Intentó recordar cuándo había tocado a Candela por última vez. Se preguntó por qué seguían juntos. Se había casado enamorado, con una muchacha sencilla, tranquila y trabajadora y ahora tenía una mujer amargada, vacía y vieja, llena de miedos que encima debía de curar y ya no sabía cómo, ya no podía. Estaba agotado de ser siempre él quien recorriera el camino para llegar a ella y de encontrarse tan solo con un rosario continúo de reproches y quejas. De no ser capaz de sacar fuera todas esas palabras que permanecían pegadas a su lengua. Ya no soporta los silencios, el modo en que las horas se iban consumiendo, una tras otra, con el sonido de fondo del televisor.

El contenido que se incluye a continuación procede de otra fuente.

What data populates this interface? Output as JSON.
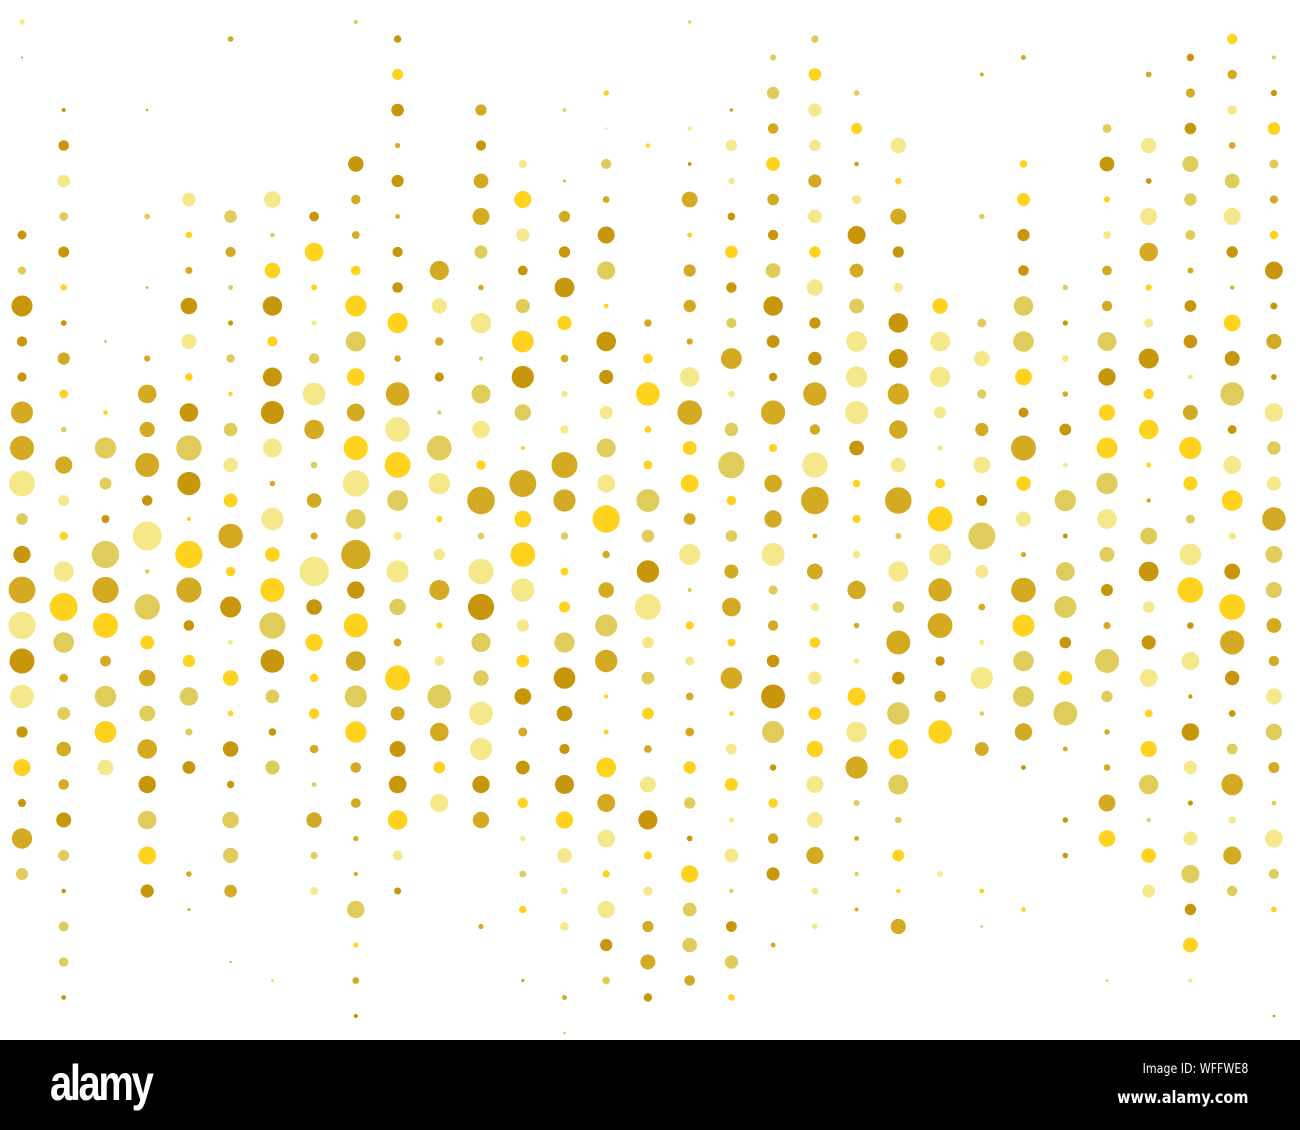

Nicolás llamó a Curro, le puso la correa y echaron a andar de vuelta a casa consciente de que vivía ya en un tiempo sin tiempo. Abrió la puerta del portal y encontró, como todas las noches, a la hija de la Ramona pelando la pava con su novio en la oscuridad del rellano. Nicolás encendió la luz, dio las buenas noches y dejó que Curro corriera escaleras arriba mientras él las subía resoplando con la ayuda del pasamano. Abrió la puerta con su llave y Curro entró como una exhalación, se subió de un salto al sofá y se quedó mirando a Candela, moviendo la cola.
—Me voy a la cama— dijo Nicolás asomando apenas la cabeza. Como todas las noches, antes de acostarse, abrió la puerta de la habitación de Nico y respiró hondo el aire estancado del cuarto. Nada quedaba allí de su hijo, tan solo su ausencia flotaba en aquel escenario vacío, congelado en un orden mudo y perfecto.